In the temporarily Russian-occupied territories of Ukraine in the Donetsk and Luhansk regions, the OHCHR and the International Committee of the Red Cross (ICRC) do not have systematic access to places of imprisonment, despite the agreements made during the Paris Summit of the Normandy Format (09.12.2019). The Ukrainian side is only aware of a few of cases of ICRC access to prisoners in these territories.

The Ukrainian side continues to demand urgent full and unconditional access from the Russian side for representatives of the ICRC and the UN Human Rights Monitoring Mission in Ukraine to all so-called ‘places of deprivation of liberty’, without exception, in the temporarily Russian-occupied territories of Ukraine in the Donetsk and Luhansk regions.

The Ukrainian delegation to the Trilateral Contract Group for the peaceful settlement of the situation in eastern Ukraine (TCG) constantly raises the question of including to the agenda of its Humanitarian Working Subgroup an item concerning the operation of the ‘Izolyatsia’ illegal prison in Donetsk, temporarily Russian-occupied territory of Ukraine.

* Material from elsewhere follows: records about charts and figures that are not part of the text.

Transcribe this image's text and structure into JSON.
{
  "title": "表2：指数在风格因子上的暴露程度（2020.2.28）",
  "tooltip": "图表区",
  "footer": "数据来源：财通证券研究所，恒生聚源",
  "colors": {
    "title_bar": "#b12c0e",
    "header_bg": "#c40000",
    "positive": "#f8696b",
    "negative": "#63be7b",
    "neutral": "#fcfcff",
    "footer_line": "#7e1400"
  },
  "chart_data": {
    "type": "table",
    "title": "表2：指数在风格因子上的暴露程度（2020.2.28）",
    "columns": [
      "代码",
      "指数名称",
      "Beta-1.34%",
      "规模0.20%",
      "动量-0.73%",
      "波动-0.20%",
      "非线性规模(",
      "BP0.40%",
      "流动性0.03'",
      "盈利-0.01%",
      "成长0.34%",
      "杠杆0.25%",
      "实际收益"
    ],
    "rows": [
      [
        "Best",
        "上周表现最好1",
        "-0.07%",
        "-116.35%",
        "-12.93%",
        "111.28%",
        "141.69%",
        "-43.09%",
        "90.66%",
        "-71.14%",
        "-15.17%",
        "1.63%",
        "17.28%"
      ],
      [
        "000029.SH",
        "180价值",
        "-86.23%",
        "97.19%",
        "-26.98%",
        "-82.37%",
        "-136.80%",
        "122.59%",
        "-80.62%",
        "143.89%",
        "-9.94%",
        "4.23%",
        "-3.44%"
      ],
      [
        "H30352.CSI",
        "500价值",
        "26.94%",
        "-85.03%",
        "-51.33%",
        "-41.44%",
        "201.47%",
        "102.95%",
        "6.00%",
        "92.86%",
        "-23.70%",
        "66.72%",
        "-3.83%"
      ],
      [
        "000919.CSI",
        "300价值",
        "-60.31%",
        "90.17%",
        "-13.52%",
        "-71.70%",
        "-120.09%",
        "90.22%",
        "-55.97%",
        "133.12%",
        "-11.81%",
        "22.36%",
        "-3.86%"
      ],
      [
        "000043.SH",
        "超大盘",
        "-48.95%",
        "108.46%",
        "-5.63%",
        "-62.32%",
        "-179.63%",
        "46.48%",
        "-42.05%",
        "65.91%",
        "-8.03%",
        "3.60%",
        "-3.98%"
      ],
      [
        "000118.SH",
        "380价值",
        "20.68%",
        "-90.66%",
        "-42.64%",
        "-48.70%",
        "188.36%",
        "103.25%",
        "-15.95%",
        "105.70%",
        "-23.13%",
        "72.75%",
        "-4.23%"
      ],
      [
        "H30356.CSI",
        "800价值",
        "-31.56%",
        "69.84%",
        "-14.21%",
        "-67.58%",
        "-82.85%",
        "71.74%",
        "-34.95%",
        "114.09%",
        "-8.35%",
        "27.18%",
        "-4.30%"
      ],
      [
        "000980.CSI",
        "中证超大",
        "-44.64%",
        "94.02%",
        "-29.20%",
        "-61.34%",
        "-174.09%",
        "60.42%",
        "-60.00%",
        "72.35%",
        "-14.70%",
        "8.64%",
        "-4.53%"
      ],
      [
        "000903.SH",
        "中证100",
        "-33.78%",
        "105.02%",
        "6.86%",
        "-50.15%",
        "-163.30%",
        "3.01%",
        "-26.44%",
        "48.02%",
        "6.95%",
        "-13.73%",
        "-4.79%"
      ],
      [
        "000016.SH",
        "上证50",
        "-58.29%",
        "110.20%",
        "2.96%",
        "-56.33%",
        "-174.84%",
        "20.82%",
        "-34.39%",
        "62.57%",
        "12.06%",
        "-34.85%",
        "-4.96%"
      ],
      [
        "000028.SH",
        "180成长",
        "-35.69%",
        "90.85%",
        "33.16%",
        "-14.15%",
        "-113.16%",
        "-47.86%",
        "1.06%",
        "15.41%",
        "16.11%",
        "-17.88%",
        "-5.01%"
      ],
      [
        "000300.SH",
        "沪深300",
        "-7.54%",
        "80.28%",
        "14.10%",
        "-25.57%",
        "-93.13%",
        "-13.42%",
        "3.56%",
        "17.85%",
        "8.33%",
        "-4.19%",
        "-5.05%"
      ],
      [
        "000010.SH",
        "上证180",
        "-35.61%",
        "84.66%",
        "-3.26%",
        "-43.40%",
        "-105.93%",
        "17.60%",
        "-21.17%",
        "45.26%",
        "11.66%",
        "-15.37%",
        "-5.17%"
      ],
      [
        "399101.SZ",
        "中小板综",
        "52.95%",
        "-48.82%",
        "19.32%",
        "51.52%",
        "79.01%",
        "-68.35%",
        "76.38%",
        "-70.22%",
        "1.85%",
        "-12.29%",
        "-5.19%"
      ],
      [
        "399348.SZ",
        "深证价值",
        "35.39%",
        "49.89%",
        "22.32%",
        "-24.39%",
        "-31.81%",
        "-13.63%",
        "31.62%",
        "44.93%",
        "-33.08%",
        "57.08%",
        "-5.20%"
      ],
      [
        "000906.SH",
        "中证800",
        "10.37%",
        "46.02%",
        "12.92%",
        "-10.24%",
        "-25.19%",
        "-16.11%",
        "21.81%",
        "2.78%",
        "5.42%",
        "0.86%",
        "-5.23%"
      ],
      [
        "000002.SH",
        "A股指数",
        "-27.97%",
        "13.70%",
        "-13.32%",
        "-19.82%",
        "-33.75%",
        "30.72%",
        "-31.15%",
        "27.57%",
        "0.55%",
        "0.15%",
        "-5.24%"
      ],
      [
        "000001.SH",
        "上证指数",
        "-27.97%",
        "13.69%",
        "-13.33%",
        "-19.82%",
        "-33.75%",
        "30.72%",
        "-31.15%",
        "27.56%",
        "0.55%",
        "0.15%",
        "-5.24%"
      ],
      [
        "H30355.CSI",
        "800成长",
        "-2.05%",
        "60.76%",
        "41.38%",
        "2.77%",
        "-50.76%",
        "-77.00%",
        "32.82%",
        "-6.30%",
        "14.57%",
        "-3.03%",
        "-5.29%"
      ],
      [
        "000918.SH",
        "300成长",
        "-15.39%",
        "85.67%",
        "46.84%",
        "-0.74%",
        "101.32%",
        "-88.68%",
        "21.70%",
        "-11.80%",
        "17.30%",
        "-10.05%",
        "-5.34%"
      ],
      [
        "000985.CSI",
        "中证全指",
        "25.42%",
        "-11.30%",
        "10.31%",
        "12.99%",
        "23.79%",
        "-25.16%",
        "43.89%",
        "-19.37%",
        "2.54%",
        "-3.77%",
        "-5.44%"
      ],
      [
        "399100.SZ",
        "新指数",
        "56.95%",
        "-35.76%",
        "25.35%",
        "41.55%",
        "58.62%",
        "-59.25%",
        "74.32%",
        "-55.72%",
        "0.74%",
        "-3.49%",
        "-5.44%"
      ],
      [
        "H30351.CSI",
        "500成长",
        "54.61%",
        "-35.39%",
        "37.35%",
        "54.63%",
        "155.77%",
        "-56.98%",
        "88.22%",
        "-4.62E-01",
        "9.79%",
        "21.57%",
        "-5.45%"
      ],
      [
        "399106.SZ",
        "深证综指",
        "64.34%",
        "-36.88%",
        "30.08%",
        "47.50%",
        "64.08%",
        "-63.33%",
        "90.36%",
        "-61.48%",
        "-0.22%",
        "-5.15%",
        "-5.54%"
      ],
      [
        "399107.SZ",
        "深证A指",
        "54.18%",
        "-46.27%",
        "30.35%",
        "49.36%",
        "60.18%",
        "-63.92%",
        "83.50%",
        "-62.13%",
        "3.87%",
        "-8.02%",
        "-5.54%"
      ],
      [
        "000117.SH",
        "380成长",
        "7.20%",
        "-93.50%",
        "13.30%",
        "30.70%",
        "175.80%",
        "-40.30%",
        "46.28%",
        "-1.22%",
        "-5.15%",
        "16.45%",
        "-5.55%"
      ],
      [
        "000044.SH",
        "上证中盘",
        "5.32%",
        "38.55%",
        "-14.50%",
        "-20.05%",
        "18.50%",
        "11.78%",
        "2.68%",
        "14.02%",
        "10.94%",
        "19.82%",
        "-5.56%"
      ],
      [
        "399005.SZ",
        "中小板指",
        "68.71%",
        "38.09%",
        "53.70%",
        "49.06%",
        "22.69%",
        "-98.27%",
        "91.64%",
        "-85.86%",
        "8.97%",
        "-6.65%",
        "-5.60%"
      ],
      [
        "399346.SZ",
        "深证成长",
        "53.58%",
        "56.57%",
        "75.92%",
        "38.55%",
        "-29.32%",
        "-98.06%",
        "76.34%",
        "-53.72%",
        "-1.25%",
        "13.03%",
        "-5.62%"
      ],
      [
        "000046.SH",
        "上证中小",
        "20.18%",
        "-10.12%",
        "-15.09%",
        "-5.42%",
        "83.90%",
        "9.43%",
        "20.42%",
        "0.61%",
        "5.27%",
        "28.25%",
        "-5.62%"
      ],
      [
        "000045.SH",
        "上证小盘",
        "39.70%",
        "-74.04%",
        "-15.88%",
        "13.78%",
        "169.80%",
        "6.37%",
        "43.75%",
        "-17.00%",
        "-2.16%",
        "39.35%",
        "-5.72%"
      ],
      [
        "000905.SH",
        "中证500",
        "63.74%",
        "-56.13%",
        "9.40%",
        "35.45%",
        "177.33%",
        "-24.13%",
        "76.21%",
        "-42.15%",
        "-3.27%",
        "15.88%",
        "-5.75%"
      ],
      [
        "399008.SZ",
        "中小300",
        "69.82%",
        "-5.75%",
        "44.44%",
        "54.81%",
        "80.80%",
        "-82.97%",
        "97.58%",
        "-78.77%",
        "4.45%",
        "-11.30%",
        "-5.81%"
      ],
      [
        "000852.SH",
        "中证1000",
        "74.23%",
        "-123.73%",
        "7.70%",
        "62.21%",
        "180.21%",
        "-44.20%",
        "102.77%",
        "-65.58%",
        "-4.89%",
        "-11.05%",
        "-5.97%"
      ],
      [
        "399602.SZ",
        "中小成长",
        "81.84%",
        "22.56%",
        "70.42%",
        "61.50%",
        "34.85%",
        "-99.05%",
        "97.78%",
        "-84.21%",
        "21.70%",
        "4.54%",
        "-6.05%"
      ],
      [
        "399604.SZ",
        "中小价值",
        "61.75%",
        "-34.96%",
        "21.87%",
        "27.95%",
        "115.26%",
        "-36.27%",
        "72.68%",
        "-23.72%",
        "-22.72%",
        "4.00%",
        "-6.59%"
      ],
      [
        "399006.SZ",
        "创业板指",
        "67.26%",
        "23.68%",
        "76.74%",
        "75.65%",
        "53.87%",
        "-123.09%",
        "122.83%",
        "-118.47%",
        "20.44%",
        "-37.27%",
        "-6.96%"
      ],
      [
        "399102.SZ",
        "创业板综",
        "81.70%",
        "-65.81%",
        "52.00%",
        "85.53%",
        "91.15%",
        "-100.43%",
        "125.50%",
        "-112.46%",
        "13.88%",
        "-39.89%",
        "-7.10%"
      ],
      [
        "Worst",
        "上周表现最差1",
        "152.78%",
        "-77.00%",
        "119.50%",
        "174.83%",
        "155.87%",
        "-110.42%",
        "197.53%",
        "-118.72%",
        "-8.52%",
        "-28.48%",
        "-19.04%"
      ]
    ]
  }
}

For its part, Ukraine guarantees international organisations, including the ICRC, full and unconditional access to detainees throughout all territories controlled by the Government of Ukraine (On December 22, 2019, the Law of Ukraine ‘On Amendments to the Law of Ukraine ‘On Pre-Trial Detention’ to ensure unimpeded access of representatives of the International Committee of the Red Cross to persons taken into custody’ entered into force).

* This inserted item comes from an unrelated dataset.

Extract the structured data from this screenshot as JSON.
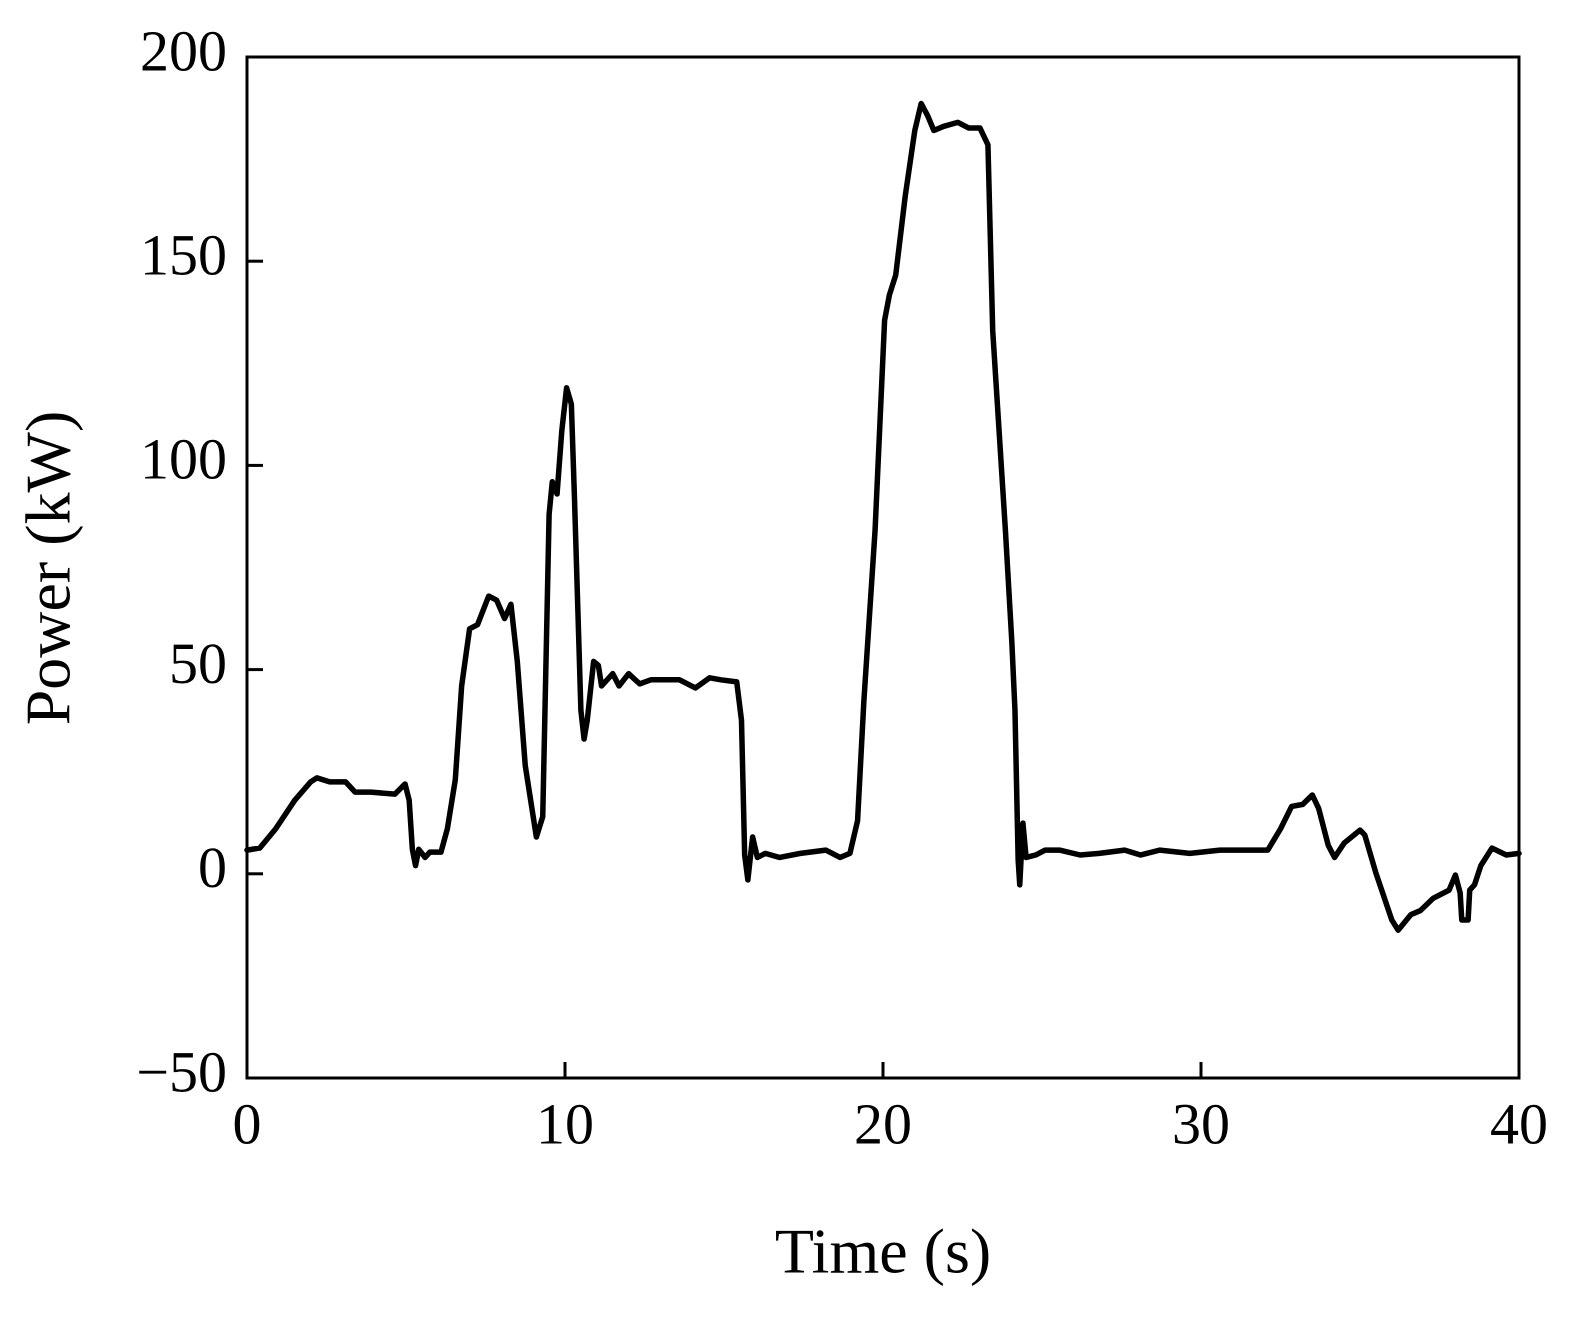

In the thirty-second report by the OHCHR on the human rights situation in Ukraine, that covers the period from 1 February to 31 July 2021 and based on the work of the United Nations Human Rights Monitoring Mission in Ukraine, іt says, in particular, the following:

  • OHCHR continued to enjoy unimpeded access to official places of detention in Government-controlled territory, allowing for confidential interviews with detainees. During the reporting period, OHCHR interviewed 28 detainees and prisoners (25 men and 3 women) in detention facilities in Bakhmut, Dnipro, Kharkiv, Odesa, Mariupol, Starobilsk, and Zaporizhzhia;
  • By contrast, in the temporarily Russian-occupied territories of Ukraine in the Donetsk and Luhansk regions, OHCHR continued to have no access to detainees and places of deprivation of liberty despite repeated requests. This was particularly concerning given the widespread and credible allegations of torture and ill-treatment in a number of facilities, and of detention conditions that do not meet international human rights standards.